The real strength here is writer/director T.C. Christensen's camera. He directs the scenes well, covering for a limited budget (no way are there 500 extras milling around in the background) nicely. The makeup done on the slowly starving pioneer folk is top notch. Christensen's cinematography is breath taking. The film is crystal clear and beautifully lit, with appropriately harsh winter scenes that gave me literal chills. Pessimists might argue that one major missing miracle is the assurance that all the travelers would arrive alive, and this bothered me, too.

"17 Miracles" is mild and nice to look at, and Wade rises above the rest of the cast (aside from Travis Eberhard as an overly adorable little person). No harm comes from watching this film. (* * *) out of five stars.

The Interview: "10 Questions for the Dalai Lama" (2006)

Documentary filmmaker Rick Ray was given forty-five minutes, and a limit of ten questions, with His Holiness the 14th Dalai Lama of Tibet.

Instead of going the safe route of simply filming the interview, Ray does a brief recap of the tumultuous life of the religious leader, helpfully comparing his stature among his people as equal to Jesus Christ residing in the White House. The Dalai Lama is currently in exile in northern India, and to prepare for the interview, Ray immerses himself in the Buddhist experience, travelling across the country and encountering the poorest citizens along the way. China has been brutal to the country of Tibet in the past few decades after invading and conquering it with little resistance, eventually turning it into a cheesy tourist attraction for its people, and one question that is bothering Ray is "when is non-violence no longer an option?"

By the time Ray sits down for the interview, he decides to cover many other wide-ranging topics: why do the poor seem happier than the rich, how important is the preservation of culture and religion, what can a Far East Buddhist leader do about the tumult in the Middle East, and the Dalai Lama's similarities to another pacifist- India's Gandhi.

The Dalai Lama is a very soft-spoken and intelligent man, answering the questions without condescending to Ray.
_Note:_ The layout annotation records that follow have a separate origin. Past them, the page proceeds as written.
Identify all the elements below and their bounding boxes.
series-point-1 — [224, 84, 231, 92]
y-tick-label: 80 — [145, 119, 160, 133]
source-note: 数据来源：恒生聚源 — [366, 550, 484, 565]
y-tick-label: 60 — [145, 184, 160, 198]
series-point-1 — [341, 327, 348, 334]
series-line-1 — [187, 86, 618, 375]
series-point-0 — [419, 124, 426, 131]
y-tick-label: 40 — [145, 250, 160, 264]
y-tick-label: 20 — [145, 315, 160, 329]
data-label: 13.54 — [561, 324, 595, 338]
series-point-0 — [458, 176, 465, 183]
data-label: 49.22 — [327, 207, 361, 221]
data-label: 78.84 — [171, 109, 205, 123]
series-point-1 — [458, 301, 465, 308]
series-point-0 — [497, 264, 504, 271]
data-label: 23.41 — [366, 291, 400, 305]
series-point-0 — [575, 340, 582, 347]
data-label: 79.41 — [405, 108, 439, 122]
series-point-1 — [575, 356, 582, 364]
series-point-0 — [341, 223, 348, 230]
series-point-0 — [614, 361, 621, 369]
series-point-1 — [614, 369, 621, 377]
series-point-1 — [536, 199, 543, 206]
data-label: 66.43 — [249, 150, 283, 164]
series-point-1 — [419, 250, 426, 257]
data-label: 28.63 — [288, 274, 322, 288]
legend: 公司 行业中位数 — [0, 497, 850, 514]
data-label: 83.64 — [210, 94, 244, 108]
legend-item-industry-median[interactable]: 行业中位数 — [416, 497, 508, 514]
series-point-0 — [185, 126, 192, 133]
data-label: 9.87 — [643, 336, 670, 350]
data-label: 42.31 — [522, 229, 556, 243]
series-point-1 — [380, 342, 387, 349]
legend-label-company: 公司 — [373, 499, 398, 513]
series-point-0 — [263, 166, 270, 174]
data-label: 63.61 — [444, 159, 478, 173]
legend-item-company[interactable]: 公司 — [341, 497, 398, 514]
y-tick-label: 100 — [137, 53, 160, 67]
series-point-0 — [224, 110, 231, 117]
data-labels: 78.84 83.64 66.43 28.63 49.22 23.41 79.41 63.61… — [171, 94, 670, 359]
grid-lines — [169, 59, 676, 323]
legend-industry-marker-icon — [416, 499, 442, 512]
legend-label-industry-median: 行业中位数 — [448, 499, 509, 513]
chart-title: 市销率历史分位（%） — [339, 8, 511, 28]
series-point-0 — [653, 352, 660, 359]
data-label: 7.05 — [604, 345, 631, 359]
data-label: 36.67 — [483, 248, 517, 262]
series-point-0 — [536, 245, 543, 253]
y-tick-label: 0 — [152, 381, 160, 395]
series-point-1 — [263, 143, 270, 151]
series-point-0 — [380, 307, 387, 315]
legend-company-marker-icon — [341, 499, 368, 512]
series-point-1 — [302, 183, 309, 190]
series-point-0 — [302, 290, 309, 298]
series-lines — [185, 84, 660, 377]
I like that in the face of the evils of the Khmer Rouge, or Hitler, you can practice non-violence but still protect oneself from immediate physical threat. You don't have to be a pushover. Likewise when dealing with China. The Dalai Lama says to engage the Chinese, not isolate them. He saw first-hand what the overpopulated country is capable of when dealing with his former country. As in politics, some religious people suffer from selfishness, which can taint one's outlook on the world. He also mentions overpopulation, preferring quality of life to quantity. He would know, dealing with two of the most populous nations on the planet.

Technically, Ray gets great use out of archive footage, and sometimes shows the Dalai Lama in a less than favorable light. He doesn't trash the leader, but he does mention the initial capitulation to China, and even some trivial facts (like how the Dalai Lama doesn't like festivals that center around and praise him). Ray has made a few documentaries from different locales in the world, and this experience helps this film. It is more than a filmed audience, and thankfully more than a breathless sanitized travelogue. Not enumerating the questions and walking the viewer through them helps, letting the Dalai Lama get his points across uninterrupted. I also liked the honesty of the Lama's personal secretary.

"10 Questions for the Dalai Lama" is a fresh look at a subject who has been covered by too many basic cable television biography shows in the past. If it makes the viewer want to know more about the man and the religion, then I think it has done its job. (* * * *) out of five stars.